Binary Tree Postorder Traversal

Ming Lee Ng | Jan 2, 2023

Introduction

Hello and welcome! I’m Ming Lee, and today we’re going to cover How to solve LeetCode 145 - Binary Tree Postorder Traversal - in JS/TS ⚡

Same as always we’re gonna solve this, and we’re gonna do it without the big fancy words because this is for regular folx! Keeping it nice and casual round these parts! Movin’ on…

Problem

LeetCode 145 - Binary Tree Postorder Traversal

Given the root of a binary tree, return the postorder traversal of its nodes’ values.

Explanation

Alright, this one should feel really similar to the last problem we solved, the Binary Tree Preorder Traversal. The main difference is that instead of adding each number BEFORE we call root.left and root.right we need to add it AFTER. Other than that, the code should look super familiar!

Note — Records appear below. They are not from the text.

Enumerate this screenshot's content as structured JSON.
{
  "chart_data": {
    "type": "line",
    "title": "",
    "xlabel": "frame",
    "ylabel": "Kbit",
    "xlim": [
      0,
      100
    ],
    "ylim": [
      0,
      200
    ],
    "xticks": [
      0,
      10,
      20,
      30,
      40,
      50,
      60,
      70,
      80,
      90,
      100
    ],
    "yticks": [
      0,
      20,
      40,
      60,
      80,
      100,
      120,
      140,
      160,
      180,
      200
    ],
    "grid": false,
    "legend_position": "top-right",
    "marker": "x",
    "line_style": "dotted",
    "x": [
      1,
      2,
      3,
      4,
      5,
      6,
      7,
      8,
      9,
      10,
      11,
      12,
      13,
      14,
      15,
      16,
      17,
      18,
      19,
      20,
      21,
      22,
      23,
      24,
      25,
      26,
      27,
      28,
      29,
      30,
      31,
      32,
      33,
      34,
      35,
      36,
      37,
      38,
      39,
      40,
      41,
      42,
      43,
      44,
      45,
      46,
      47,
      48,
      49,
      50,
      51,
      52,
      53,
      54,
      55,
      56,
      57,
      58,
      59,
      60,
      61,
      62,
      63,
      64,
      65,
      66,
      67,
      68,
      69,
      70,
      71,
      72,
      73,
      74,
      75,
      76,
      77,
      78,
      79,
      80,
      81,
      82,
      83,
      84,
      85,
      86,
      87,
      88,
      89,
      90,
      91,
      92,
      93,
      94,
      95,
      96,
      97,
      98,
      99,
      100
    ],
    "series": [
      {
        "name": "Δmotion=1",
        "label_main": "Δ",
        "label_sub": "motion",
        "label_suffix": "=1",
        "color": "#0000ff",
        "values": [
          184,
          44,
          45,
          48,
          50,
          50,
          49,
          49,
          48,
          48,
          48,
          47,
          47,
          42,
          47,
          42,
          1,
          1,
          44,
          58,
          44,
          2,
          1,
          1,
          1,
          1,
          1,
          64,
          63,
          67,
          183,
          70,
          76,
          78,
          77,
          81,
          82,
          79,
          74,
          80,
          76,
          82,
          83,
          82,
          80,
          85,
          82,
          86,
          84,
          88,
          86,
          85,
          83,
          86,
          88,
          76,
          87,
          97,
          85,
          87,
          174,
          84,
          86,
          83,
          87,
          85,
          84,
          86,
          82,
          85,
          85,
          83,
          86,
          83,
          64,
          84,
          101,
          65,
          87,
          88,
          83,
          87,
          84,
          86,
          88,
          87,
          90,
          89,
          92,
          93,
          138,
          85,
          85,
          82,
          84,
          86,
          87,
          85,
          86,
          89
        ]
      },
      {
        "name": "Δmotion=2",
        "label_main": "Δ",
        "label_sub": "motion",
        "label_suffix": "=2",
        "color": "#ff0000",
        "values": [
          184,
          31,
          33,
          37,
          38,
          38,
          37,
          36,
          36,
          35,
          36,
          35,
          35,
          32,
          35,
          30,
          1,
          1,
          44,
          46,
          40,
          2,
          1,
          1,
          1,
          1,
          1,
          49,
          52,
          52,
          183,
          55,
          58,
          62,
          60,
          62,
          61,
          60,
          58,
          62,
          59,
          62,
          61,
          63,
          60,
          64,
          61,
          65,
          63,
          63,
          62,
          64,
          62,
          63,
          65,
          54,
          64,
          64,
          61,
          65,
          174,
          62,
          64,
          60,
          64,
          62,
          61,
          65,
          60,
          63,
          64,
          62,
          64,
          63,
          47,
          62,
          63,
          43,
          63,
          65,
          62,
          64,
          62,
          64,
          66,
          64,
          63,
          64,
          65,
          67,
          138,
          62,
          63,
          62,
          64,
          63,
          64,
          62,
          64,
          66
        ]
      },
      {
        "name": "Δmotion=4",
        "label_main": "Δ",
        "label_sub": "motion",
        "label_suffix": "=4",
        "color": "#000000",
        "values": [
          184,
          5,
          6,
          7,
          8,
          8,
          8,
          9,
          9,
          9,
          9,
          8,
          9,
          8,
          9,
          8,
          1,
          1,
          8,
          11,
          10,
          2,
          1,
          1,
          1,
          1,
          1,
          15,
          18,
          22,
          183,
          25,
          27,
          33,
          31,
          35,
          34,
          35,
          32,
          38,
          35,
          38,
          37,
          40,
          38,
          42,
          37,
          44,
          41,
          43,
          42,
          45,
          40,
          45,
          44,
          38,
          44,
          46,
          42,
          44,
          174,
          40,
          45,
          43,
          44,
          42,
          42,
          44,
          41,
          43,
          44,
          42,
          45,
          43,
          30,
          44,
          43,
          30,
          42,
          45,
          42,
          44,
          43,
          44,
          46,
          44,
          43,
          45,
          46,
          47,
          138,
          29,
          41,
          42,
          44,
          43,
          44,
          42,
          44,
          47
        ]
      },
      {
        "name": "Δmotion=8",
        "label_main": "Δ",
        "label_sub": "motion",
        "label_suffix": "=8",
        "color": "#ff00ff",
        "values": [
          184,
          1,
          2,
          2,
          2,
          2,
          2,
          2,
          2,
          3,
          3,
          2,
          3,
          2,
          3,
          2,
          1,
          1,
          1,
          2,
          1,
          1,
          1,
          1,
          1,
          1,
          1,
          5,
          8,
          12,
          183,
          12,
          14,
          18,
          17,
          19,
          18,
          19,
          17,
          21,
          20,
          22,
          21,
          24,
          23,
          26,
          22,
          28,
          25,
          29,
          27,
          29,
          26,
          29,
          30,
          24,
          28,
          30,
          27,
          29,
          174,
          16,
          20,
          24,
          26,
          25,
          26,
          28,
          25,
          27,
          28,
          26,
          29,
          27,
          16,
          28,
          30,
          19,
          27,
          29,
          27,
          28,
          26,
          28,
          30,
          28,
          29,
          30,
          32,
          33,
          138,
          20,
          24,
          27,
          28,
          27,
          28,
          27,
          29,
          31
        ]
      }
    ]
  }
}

Lets take a look at the example below and see how the postorder traversal should look.

     1
   /   \
  2     3
 / \   / \
4   5 6   7

The preorder of this tree should look like this [4,5,2,6,7,3,1]

We start at node 1 where we:

  1. call function on root.left (2)
  2. call function on root.right (3)
  3. add 1 to arr

From there we hit node 2 where we:

  1. call function on root.left (4)
  2. call function on root.right (5)
  3. arr 2 to arr

Then at node 4 we:

  1. call function on root.left (null)
  2. call function on root.right (null)
  3. add 4 to arr

nulls do nothing

We go back to node 2’s root.right call, aka node 5

  1. call function on root.left (null)
  2. call function on root.right (null)
  3. add 5 to arr

And so on and so forth for the right side.

So looking at this we know that if we’re passed null we need to just return outta there, otherwise we need to call ourselves recursively on its roots left/right nodes and add root.val to arr.

The code for this should look something like the following

Solution


function postorderTraversal(root: TreeNode | null, arr:number[] = []): number[] {
  if(!root) return [];

  postorderTraversal(root.left, arr);
  postorderTraversal(root.right, arr);
  arr.push(root.val);

  return arr;
};

Closing

Nice! Super super close to what we had before, but that’s just the nature of the problem! There are tons of ways to try and traverse a Binary Tree, and these are two really fun ways to gather up all the values inside. As with most of these data structures, try and familiarize yourself with them as we’ll definitely be seeing them again in the future. Speaking of data structures, our next problem is going to involved Linked Lists, so prepare for those for the problem LeetCode 160 - Intersection of Two Linked Lists! See you then!